Dat is het geval. Hetgeen de kantonrechter aan haar verzoek tot verschoning ten grondslag heeft gelegd, kan in dit geval leiden tot bij (een van) de partijen bestaande objectief gerechtvaardigde vrees van schade aan de rechterlijke onpartijdigheid.
2.4
De aangevoerde feiten en omstandigheden vormen derhalve een grond voor verschoning.
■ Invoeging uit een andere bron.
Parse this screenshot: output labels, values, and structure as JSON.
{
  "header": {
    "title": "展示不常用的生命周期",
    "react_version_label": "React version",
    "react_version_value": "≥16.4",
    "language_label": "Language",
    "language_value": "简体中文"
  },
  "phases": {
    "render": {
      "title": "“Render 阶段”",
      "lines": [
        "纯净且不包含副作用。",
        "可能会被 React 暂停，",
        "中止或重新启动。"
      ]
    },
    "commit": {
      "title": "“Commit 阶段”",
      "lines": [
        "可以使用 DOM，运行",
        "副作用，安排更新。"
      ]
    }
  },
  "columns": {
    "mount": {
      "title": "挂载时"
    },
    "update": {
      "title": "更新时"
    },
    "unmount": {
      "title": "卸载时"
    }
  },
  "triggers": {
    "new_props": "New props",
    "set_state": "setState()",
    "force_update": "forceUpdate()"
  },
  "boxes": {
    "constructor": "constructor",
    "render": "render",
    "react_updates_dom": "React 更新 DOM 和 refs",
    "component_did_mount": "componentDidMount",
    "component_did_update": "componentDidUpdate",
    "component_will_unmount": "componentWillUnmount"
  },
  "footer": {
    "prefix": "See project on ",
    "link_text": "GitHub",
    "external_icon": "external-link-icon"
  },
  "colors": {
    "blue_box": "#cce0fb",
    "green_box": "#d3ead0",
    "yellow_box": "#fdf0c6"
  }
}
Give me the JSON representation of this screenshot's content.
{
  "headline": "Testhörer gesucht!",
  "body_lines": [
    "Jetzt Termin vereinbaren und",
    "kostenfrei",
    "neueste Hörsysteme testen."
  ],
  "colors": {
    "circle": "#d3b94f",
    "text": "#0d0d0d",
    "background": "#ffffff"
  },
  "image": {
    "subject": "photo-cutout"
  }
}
De rechtbank zal het verzoek daarom toewijzen.

3.Beslissing

De rechtbank
3.1
wijst het verzoek van de kantonrechter tot verschoning toe,
3.2
bepaalt dat de hoofdzaak verder zal worden behandeld door een andere kantonrechter en beveelt dat die zaak daartoe in handen wordt gesteld van de voorzitter van het team Handel, Kanton & Insolventie, locatie Haarlem,
3.3
beveelt de griffier onverwijld aan de kantonrechter en de partijen in de hoofdzaak een voor eensluidend gewaarmerkt afschrift van deze beslissing toe te zenden.
Deze beslissing is gegeven door mr. J.H.A.C. Everaerts, voorzitter, mr. F. Kleefmann en
mr. E.J. Bellaart, leden van de verschoningskamer, in tegenwoordigheid van C. Vis-van Zanden, griffier, en in het openbaar uitgesproken op 4 januari 2023.
griffier voorzitter
Tegen deze beslissing staat geen rechtsmiddel open.